Trajectoire.La correspondante de la RTS en Israël publie un livre sur ce pays dans la collection L’âme des peuples. Une manière de retrouvailles avec son grand-père, juif roumain d’Alexandrie, qui sillonnait en train une région alors «fluide».
Lorsque Aude Marcovitch habitait en Suisse, la personne derrière le guichet chargée d’enregistrer son nom lui demandait immanquablement: «Marcovitch, ça s’écrit comment?» Depuis que la correspondante de la RTS vit en Israël, la question est: «Comment écrit-on Aude?» «C’est une anecdote, mais elle symbolise parfaitement ma double appartenance», rit-elle.
Aude a une sœur, Valérie, et toutes deux ont grandi à Lausanne, puis à Orges, près d’Yverdon. Leur mère est Lausannoise, fille de Lausannois avec échappée neuchâteloise. Leur père, lui, était né à Alexandrie d’un couple de juifs roumains qui s’étaient rencontrés à Istanbul.
Lorsqu’il est mort, en 2012, les deux sœurs se sont retrouvées autour du cercueil, chacune avec son mot d’adieu. A les entendre, on avait peine à croire qu’elles aient grandi ensemble. Valérie la Vaudoise a l’accent du nord du canton qu’elle n’a jamais quitté, où elle s’est mariée et travaille comme institutrice. Aude la cosmopolite parle comme la Parisienne qu’elle a été durant ses études postgrades en relations internationales. En des circonstances plus gaies, elle bondit volontiers sur la table pour gratifier l’assemblée d’une danse du ventre de son cru. La double appartenance, ça invite à choisir ses loyautés.
Samovars d’enfance. C’est donc loin d’être un hasard si la journaliste, qui a débuté au Temps, se retrouve depuis maintenant cinq ans et demi correspondante en Israël. Et si c’est elle qui signe le livre que lui consacre la collection L’âme des peuples*. «La Suisse est un petit paradis mais j’avais profondément besoin de sortir de cette zone de confort, dit-elle depuis Tel-Aviv. Et aussi de connaître ce pays et ces gens, qui ont vécu tant de drames, et me passionnent.»
Le désir d’Orient a précédé chez Aude l’intérêt pour Israël. Il est né, dans l’appartement de son enfance, du parfum des samovars et des tableaux de son grand-père, un marchand de couleurs que les peintres payaient parfois en nature.

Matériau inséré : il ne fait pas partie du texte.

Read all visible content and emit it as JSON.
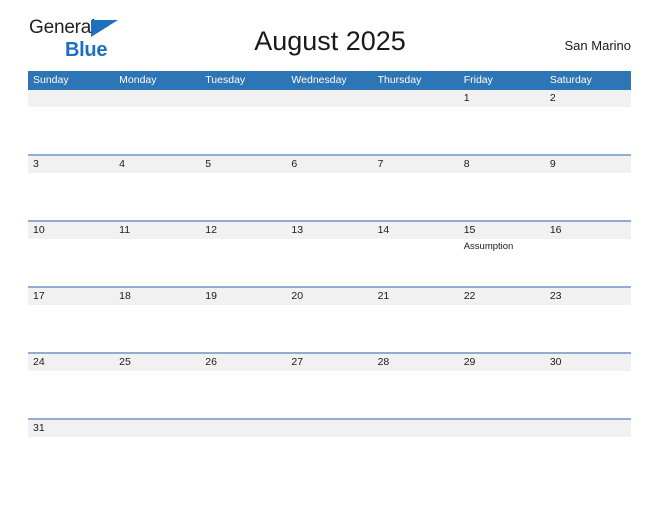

D’Alexandrie où il vivait, ce grand-père sillonnait la région en train, raconte la journaliste en avant-propos de son livre: il allait du Caire à Jaffa, poussant parfois jusqu’à Beyrouth et Damas. C’était du temps où «le Moyen-Orient était un espace encore fluide», un espace qui, en lui-même, attire la petite-fille d’Osias Marcovitch. «J’ai des cousins au Liban, qui sont chrétiens et musulmans, des amis en Syrie et en Egypte. Ma grande tristesse, c’est qu’à la plupart de ces amis je ne peux pas dire que j’habite en Israël. La tension politique est telle ici qu’un Syrien ou un Libanais ne peuvent pas comprendre que l’on puisse vivre dans ce pays ennemi par simple intérêt personnel.»
Le livre. Le Moyen-Orient n’est plus fluide et la rupture scande le destin des gens qu’Aude Marcovitch côtoie désormais. Elle en a fait le fil rouge de son livre: une «blessure féconde», c’est ce qu’ont en commun les dix Israéliens dont elle fait le portrait, en guise de portrait collectif.
Dirigée par Richard Werly, journaliste au Temps, la collection L’âme des peuples ambitionne d’offrir une vision plus intime de ces pays qui font souvent la une de l’actualité mais dont les ressorts profonds restent opaques. L’ouvrage sur Israël sort en même temps que ceux sur le Rwanda et le Brésil.
La formule de la galerie de personnages, choisie par Aude Marcovitch, dessine un portrait national forcément partiel et impressionniste. N’empêche, elle fait bien sentir le tempérament spectaculairement contrasté d’un peuple qui oscille entre vertige religieux et culture du «cool».
On y croise une fille de laïques devenue ultraorthodoxe au grand désespoir de ses parents. Une descendante de pionniers sionistes qui se découvre un pan de famille arabe, issu d’amours interreligieuses illégitimes. Un militant palestinien qui a passé vingt-trois ans en prison. Ou un ex-espion du Mossad, découvrant sur le tard que son père était lui-même espion. Loyautés, loyautés.
«Israël, les blessures d’un destin». D’Aude Marcovitch. Nevicata, 90 p.